SALT LAKE CITY — Two Utah lawmakers want to raise the legal age to buy tobacco from 19 to 21, which would match the minimum age for drinking alcohol.
Statistics show that most young people become addicted to cigarettes after age 20 or 21, even though they first try smoking earlier, said Rep. Kraig Powell, R-Heber City.
"If we can make sure that we keep them away from what everybody now admits are substances with no redeeming value, then I think we'll be able to protect a lot of people from health damage and protect society from hundreds of millions of dollars in costs," he said.
Powell and Sen. Stuart Reid, R-Ogden, will present the proposal to the Health and Human Services Interim Committee on Wednesday.
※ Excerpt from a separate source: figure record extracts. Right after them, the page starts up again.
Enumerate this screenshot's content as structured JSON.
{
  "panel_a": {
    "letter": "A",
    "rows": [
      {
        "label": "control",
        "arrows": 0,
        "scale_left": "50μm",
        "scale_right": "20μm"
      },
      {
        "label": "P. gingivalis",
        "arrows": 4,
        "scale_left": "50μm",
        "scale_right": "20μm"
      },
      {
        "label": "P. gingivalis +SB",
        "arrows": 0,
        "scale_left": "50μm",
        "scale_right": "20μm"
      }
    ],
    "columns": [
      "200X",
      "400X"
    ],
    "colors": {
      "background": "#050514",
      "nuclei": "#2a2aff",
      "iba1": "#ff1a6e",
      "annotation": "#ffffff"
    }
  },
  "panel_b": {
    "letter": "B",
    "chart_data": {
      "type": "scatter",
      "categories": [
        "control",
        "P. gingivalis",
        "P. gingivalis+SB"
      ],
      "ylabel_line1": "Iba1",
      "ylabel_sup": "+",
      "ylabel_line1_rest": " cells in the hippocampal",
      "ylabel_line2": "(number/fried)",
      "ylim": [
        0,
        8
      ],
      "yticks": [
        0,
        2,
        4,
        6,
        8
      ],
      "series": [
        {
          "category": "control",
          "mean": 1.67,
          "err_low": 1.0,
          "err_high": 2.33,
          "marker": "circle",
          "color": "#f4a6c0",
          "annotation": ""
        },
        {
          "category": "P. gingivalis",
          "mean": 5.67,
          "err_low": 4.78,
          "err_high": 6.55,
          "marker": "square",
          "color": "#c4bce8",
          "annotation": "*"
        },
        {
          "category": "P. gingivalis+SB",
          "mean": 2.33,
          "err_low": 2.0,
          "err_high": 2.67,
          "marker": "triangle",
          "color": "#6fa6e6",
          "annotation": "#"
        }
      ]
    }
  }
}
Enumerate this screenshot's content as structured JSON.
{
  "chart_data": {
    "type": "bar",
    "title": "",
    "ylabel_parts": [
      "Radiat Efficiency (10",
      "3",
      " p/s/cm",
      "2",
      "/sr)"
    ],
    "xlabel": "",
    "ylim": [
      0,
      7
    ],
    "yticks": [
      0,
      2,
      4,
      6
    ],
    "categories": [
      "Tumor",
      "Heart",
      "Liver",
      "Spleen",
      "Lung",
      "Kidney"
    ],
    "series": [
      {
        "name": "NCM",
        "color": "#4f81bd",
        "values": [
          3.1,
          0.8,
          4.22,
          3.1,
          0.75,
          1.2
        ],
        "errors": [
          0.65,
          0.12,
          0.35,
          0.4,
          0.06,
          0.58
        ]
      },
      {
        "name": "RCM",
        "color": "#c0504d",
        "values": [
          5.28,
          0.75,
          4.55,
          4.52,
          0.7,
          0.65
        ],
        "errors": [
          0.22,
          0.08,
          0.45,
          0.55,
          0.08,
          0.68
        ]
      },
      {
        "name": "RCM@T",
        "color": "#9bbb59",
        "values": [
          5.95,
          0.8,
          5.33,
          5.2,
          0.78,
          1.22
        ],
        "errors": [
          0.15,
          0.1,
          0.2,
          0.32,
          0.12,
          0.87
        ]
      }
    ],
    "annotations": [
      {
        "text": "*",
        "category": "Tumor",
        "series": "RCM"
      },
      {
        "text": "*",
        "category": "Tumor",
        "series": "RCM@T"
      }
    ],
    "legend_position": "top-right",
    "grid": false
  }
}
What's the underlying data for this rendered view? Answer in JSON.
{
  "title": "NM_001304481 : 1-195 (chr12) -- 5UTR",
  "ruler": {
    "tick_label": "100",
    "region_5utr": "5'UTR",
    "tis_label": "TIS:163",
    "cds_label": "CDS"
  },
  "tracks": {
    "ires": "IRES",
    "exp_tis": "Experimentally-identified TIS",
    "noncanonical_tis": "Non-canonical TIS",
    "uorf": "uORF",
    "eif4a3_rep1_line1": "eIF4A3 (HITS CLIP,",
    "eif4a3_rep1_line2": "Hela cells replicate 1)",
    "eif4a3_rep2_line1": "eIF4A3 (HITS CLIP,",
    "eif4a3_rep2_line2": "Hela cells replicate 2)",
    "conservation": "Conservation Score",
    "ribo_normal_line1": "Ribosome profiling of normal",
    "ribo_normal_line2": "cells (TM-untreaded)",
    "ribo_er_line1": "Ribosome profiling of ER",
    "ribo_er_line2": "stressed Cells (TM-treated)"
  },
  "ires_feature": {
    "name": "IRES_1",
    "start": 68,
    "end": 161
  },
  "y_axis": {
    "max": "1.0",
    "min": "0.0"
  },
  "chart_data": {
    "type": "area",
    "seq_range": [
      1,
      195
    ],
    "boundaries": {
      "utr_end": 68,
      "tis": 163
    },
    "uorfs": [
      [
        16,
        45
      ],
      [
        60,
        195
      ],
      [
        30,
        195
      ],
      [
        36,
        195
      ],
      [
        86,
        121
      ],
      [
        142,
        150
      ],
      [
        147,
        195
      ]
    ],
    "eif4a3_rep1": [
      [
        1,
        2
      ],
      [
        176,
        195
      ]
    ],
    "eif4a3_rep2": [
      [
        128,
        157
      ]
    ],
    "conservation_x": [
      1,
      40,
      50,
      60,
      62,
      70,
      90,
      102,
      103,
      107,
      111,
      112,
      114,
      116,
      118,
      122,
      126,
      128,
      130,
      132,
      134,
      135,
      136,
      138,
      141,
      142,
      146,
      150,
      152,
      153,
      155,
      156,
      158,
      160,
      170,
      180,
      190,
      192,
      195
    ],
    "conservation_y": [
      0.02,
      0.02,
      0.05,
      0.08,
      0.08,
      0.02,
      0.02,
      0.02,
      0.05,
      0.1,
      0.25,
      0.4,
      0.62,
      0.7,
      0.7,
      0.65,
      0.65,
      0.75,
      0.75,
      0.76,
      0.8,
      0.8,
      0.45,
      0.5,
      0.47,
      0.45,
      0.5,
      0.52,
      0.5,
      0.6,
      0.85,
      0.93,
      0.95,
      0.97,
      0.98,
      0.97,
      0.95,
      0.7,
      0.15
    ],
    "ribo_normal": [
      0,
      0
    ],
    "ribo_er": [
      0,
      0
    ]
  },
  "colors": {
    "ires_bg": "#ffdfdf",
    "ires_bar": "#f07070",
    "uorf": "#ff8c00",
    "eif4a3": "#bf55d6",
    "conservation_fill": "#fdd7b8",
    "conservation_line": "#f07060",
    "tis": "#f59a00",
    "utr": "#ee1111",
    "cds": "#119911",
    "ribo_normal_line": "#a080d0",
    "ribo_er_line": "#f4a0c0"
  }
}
In addition to cigarettes, the bill would raise the age for buying smokeless tobacco and e-cigarettes.
Utah would be the first state to raise the tobacco-buying age to 21 should the proposal become law. Several other states, including New Jersey and Hawaii, are considering it, and the New York City Council approved the change last month.
Federal law bans the sale of tobacco to people under age 18, though four states —Alabama, Alaska, New Jersey and Utah — increased the age to 19. Utah lawmakers raised the age to make it clear that high school students couldn't legally smoke on campus.
The Utah Retail Merchants Association opposes the measure and questions whether it would stop underage smoking.
Association president Dave Davis said one argument in favor of the change says the age should be the same for cigarettes and alcohol. But he said while scientific evidence shows drinking has a negative effect on a developing brain, there's none to suggest smoking is any worse for someone at 19 than 21.
"For us, the fundamental question is: What role do you want government to play in this process?" Davis said. "If I'm old enough to vote, if I'm old enough to be drafted and fight for my country, am I old enough to make a decision as to whether or not to engage in smoking?"
Reid called the change a "logical and reasonable" thing to do. Drugs are against the law, the legal drinking age is 21, "yet we think nothing of letting a 19- or 20-year-olds suck something into their lungs that's going to kill them."
Davis said, "It sort of begs the question: Why not set the age at 35 or 25?"
The two legislators also say the higher age would curb smoking among teens who get cigarettes from friends just old enough to buy them.
Davis doubts that. "I don't think that there's any evidence that that will make a difference with that population," he said.
Since 2001, illegal sales of tobacco to underage young people in Utah have declined 6 percent, and the number of high school students who have tried cigarettes has dropped 41 percent since 1999, according to the Utah Department of Health.
A 2012 health department report shows 5.9 percent of high school students smoke and 3.7 percent use chewing tobacco.
Nearly all tobacco use starts in childhood and adolescence, with 88 percent of daily adult smokers taking their first puffs by age 18, according to a 2012 surgeon general report.
"Of every three young smokers, only one will quit, and one of those remaining smokers will die from tobacco-related causes," according to the report, "Preventing Tobacco Use Among Youth and Young Adults."